Bug 179641 (r225702) updated SubresourceLoader::willSendRequestInternal with a return call without first calling the completionHandler. Address this by adding the call to the completionHandler.
<rdar://problem/59436915>
Created attachment 390686 [details] Patch
Comment on attachment 390686 [details] Patch View in context: https://bugs.webkit.org/attachment.cgi?id=390686&action=review > Source/WebCore/loader/SubresourceLoader.cpp:242 > + return completionHandler(WTFMove(newRequest)); If we reached terminal state, shouldn't we return completionHandler({ }); to not go through with the redirection?
Comment on attachment 390686 [details] Patch Clearing flags on attachment: 390686 Committed r256569: <https://trac.webkit.org/changeset/256569>
All reviewed patches have been landed. Closing bug.
Comment on attachment 390686 [details] Patch View in context: https://bugs.webkit.org/attachment.cgi?id=390686&action=review >> Source/WebCore/loader/SubresourceLoader.cpp:242 >> + return completionHandler(WTFMove(newRequest)); > > If we reached terminal state, shouldn't we return completionHandler({ }); to not go through with the redirection? What Keith did seems consistent with other early return cases for error cases in this method.

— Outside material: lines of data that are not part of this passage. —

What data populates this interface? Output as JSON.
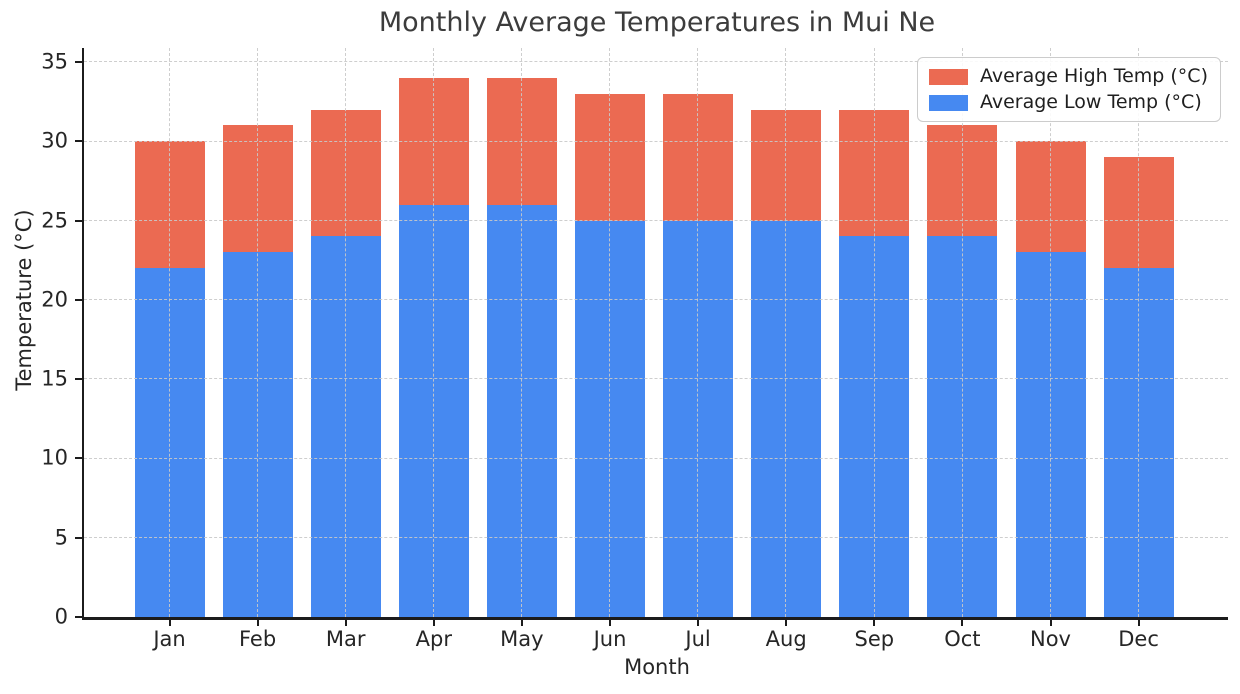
{
  "chart_data": {
    "type": "bar",
    "subtype": "overlaid-vertical-bars",
    "title": "Monthly Average Temperatures in Mui Ne",
    "xlabel": "Month",
    "ylabel": "Temperature (°C)",
    "categories": [
      "Jan",
      "Feb",
      "Mar",
      "Apr",
      "May",
      "Jun",
      "Jul",
      "Aug",
      "Sep",
      "Oct",
      "Nov",
      "Dec"
    ],
    "series": [
      {
        "name": "Average High Temp (°C)",
        "color": "#EB6A52",
        "values": [
          30,
          31,
          32,
          34,
          34,
          33,
          33,
          32,
          32,
          31,
          30,
          29
        ]
      },
      {
        "name": "Average Low Temp (°C)",
        "color": "#4689F1",
        "values": [
          22,
          23,
          24,
          26,
          26,
          25,
          25,
          25,
          24,
          24,
          23,
          22
        ]
      }
    ],
    "ylim": [
      0,
      35.9
    ],
    "yticks": [
      0,
      5,
      10,
      15,
      20,
      25,
      30,
      35
    ],
    "grid": "dashed, both axes, drawn above bars",
    "legend_position": "upper right",
    "colors": {
      "grid": "#c9c9c9",
      "spine": "#1c1c1c",
      "text": "#262626",
      "title_text": "#3c3c3c",
      "legend_border": "#cccccc",
      "background": "#ffffff"
    }
  }
}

Comment on attachment 390686 [details] Patch View in context: https://bugs.webkit.org/attachment.cgi?id=390686&action=review > Source/WebCore/ChangeLog:15 > + No new tests -- it's not possible to control execution into the > + affected code path. Seems surprising. Why not? A limitation in our test machinery?
Comment on attachment 390686 [details] Patch View in context: https://bugs.webkit.org/attachment.cgi?id=390686&action=review >> Source/WebCore/ChangeLog:15 >> + affected code path. > > Seems surprising. Why not? A limitation in our test machinery? If I understand the code correctly, you'd have to cancel the load just at the right time. Then since the load would be cancelled, I don't think there would be anything to observe from the web point-of-view. Since we fail to call the completion handler, the load simply will be hung on network process side I believe (likely until some timeout is reached), which again, would not be easily observable I believe.